Someone tripped an alarm at the house where the incident was occurring, which prompted police to arrive on the scene. Once they got there, they saw evidence of child abuse, and decided to enter the home. Upon entering they found a young girl wearing body armor and a Kevlar helmet, lying on the ground with a rifle in a shooting position. There was also a young boy in the house who had a taser. The boy is believed to be the subject of an exorcism. Dougherty was armed with a handgun when police arrived.

The children said that Dougherty was performing an exorcism on the young boy, and told the girl that there were demons in the house, and instructed her to shoot anyone that entered.

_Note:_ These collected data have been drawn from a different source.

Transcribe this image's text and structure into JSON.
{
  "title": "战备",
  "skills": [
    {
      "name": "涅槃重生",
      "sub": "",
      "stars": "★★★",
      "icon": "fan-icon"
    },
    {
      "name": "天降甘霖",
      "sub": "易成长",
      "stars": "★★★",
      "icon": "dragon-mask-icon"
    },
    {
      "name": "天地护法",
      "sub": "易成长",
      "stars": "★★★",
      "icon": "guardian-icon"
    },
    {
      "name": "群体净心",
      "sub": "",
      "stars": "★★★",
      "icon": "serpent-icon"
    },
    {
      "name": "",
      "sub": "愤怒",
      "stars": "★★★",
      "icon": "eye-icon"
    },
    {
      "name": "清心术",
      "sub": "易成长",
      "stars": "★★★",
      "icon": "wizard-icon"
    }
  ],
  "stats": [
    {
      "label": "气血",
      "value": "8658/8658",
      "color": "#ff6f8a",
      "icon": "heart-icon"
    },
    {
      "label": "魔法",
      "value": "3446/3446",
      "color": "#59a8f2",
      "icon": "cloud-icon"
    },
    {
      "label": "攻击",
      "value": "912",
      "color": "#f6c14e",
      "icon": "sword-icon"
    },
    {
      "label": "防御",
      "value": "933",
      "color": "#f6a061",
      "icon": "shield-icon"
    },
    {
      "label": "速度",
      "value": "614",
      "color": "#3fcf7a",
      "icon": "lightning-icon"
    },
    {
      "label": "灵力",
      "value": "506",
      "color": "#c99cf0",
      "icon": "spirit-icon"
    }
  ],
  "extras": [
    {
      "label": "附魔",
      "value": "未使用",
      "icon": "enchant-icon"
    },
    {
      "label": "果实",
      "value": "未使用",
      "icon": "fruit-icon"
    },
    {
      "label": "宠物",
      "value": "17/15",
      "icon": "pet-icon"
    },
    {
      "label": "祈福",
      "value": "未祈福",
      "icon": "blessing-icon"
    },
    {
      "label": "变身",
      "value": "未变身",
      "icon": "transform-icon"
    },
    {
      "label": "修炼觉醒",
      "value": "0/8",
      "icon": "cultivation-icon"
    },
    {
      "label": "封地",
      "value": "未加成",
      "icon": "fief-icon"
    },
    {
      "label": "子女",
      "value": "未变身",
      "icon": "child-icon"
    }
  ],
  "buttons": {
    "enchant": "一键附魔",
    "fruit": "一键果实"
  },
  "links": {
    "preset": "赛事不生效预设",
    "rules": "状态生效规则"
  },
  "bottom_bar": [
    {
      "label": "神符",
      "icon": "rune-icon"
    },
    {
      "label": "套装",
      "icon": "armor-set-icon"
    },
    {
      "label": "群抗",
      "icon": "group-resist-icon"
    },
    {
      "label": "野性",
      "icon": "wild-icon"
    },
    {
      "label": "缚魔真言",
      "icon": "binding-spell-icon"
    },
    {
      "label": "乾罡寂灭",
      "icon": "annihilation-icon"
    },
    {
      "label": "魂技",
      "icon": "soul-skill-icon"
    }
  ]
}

Dougherty was detained and taken to a hospital where he was held under the Baker Act, and then arrested after he was released from the hospital a few days later. On the same day as his arrest, he was fired from the sheriff’s office, but the agency insists that his termination was related to “an unsatisfactory performance finding in a separate matter,” and had nothing to do with the exorcism. 

In a statement to Fox News, Orange County Sheriff John Mina said that he was concerned about the officer’s mental health. 

“While this deputy was terminated for a pattern of unsatisfactory performance, these are very serious criminal allegations. As law enforcement officers, we are held to the highest standards of conduct whether on duty or off duty. But we are also concerned about the deputy’s mental health,” Mina said.

It is still not entirely clear what Dougherty’s relationship was with the two children that were in his care.

The 2014 horror film “Deliver Us From Evil” is based on the true-life story of New York City Police Sgt Ralph Sarchie, who was an exorcist in his spare time. Sarchie described himself as a “demonologist” and claimed to have taken part in at least 20 exorcisms, but says that he investigated over 50 paranormal cases. “I’m a demonologist, and I’m going head to head with the devil,” Sarchie once said in an interview.

In 2001, Sarchie co-wrote the book Beware the Night about his experiences as a part-time demon hunter in New York. His book would eventually inspire the horror movie that came later.

Of course, Sarchie’s “demon hunting” activities seem to be a bit more safe and legitimate than whatever was happening inside the home of Christopher Dougherty.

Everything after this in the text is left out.